Still here? Okay then. First of all you should know that I adopted/poached/stole the term ‘transcendental style’ from the great Paul Schrader‘s only kind of great book Transcendental Style in the Films of Bresson, Ozu and Dreyer. The term ‘the Ascetic aesthetic’ is all mine though, which I guess is something of a Pyrrhic victory but anyways, the point is that there exists a kind fo religious film that exhibits a certain style suited to religious topics. Sure, movies about religion and religious topics have always existed but no-one is ever going to mistake the films of Bresson, Ozu and Dreyer for this thing, for example:
Or even for that weird-looking Heaven is For Real movie that was the number 2 box-office film in America after Captain America: Winter Soldier but not even released in cinemas here because of the UK’s general, if diminishing, trend of not being insane.
Also, I’m not arguing that there is a definitive, objective thing that we can call ‘transcendental style’ and then piss our pants when a film does or does not conform to that particular style because A) who gives a shit? and B) there already exists some debate as to the merits of Schrader’s analysis and its efforts to produce what Colin Burnett calls an, ‘hermeneutical monopoly’ which leaves no room for other interpretations. And the last thing any of us wants is to accidentally create a hermeneutical monopoly. No sir.

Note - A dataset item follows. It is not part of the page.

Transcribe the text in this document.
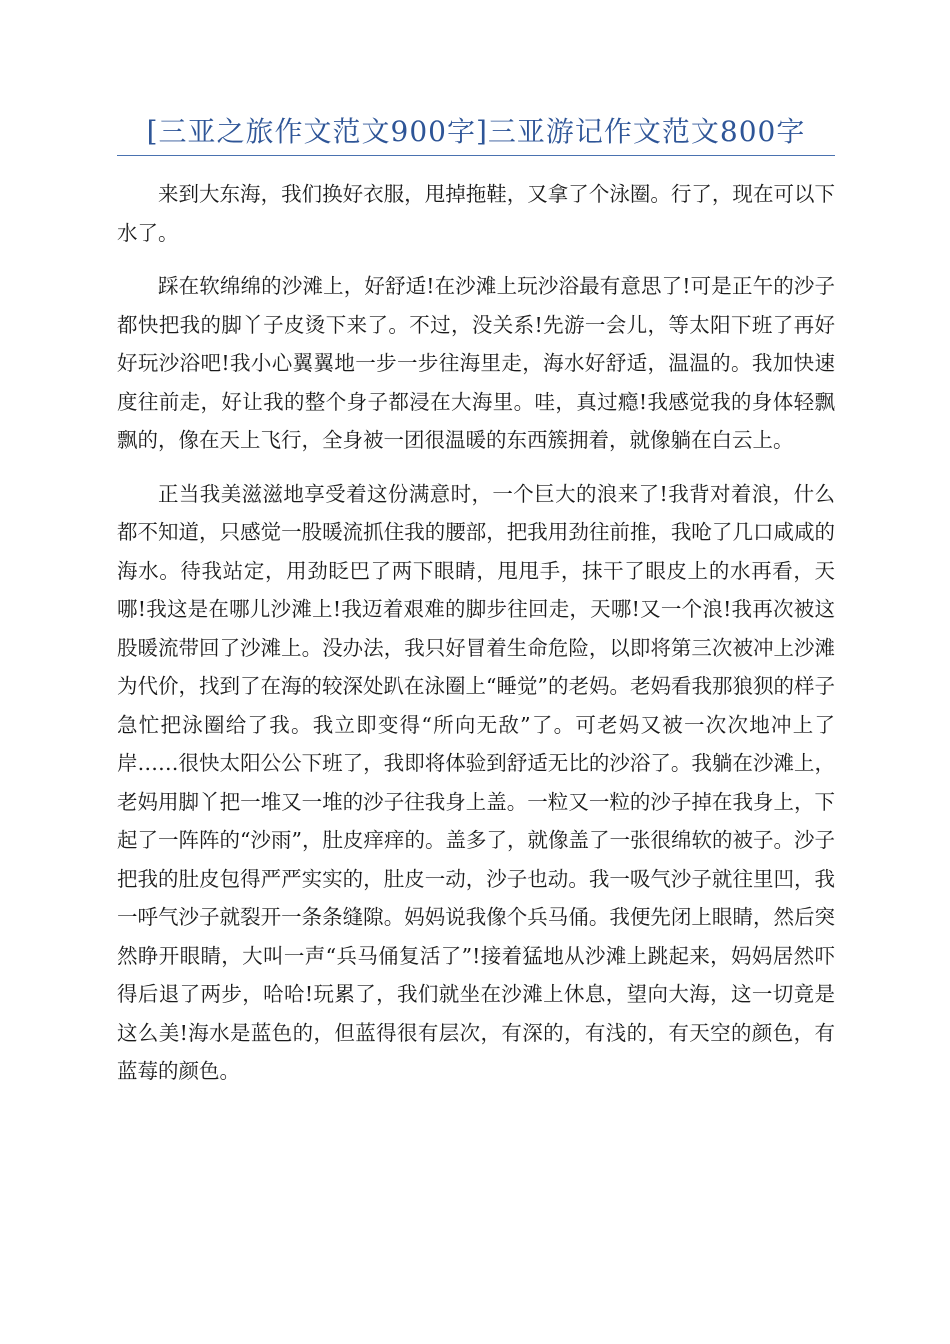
[三亚之旅作文范文900字]三亚游记作文范文800字

来到大东海，我们换好衣服，甩掉拖鞋，又拿了个泳圈。行了，现在可以下水了。

踩在软绵绵的沙滩上，好舒适!在沙滩上玩沙浴最有意思了!可是正午的沙子都快把我的脚丫子皮烫下来了。不过，没关系!先游一会儿，等太阳下班了再好好玩沙浴吧!我小心翼翼地一步一步往海里走，海水好舒适，温温的。我加快速度往前走，好让我的整个身子都浸在大海里。哇，真过瘾!我感觉我的身体轻飘飘的，像在天上飞行，全身被一团很温暖的东西簇拥着，就像躺在白云上。

正当我美滋滋地享受着这份满意时，一个巨大的浪来了!我背对着浪，什么都不知道，只感觉一股暖流抓住我的腰部，把我用劲往前推，我呛了几口咸咸的海水。待我站定，用劲眨巴了两下眼睛，甩甩手，抹干了眼皮上的水再看，天哪!我这是在哪儿沙滩上!我迈着艰难的脚步往回走，天哪!又一个浪!我再次被这股暖流带回了沙滩上。没办法，我只好冒着生命危险，以即将第三次被冲上沙滩为代价，找到了在海的较深处趴在泳圈上“睡觉”的老妈。老妈看我那狼狈的样子急忙把泳圈给了我。我立即变得“所向无敌”了。可老妈又被一次次地冲上了岸……很快太阳公公下班了，我即将体验到舒适无比的沙浴了。我躺在沙滩上，老妈用脚丫把一堆又一堆的沙子往我身上盖。一粒又一粒的沙子掉在我身上，下起了一阵阵的“沙雨”，肚皮痒痒的。盖多了，就像盖了一张很绵软的被子。沙子把我的肚皮包得严严实实的，肚皮一动，沙子也动。我一吸气沙子就往里凹，我一呼气沙子就裂开一条条缝隙。妈妈说我像个兵马俑。我便先闭上眼睛，然后突然睁开眼睛，大叫一声“兵马俑复活了”!接着猛地从沙滩上跳起来，妈妈居然吓得后退了两步，哈哈!玩累了，我们就坐在沙滩上休息，望向大海，这一切竟是这么美!海水是蓝色的，但蓝得很有层次，有深的，有浅的，有天空的颜色，有蓝莓的颜色。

However, ‘transcendental style’ seems like a useful model or metaphor for considering how certain films choose to present spiritual and religious themes. It also gives us a way of suggesting a link between the films of Bresson, Ozu and Dreyer that Schrader analyses, with the more recent films such as Darren Aaronofsky’s The Fountain (2006) , Gasper Noe’s Enter the Void (2009) and Terrence Malick’s The Tree of Life (2011). The bridge between them being, I want to argue, Stanley Kubrick’s 2001: A Space Odyssey (1968). More on all that in part two. In these posts I’m going to suggest that the different forms of ‘transcendental style’ in these films is akin to the differing approaches to transcendence in various mystical and religious schools. One is ascetic, based on self-control, abstinence from sensual pleasures and deep, quite contemplation of the ineffable. The other is ecstatic, finding transcendence in sudden ego-loss, immersion in sensual pleasures like sex or drugs, and the experience of cosmic consciousness.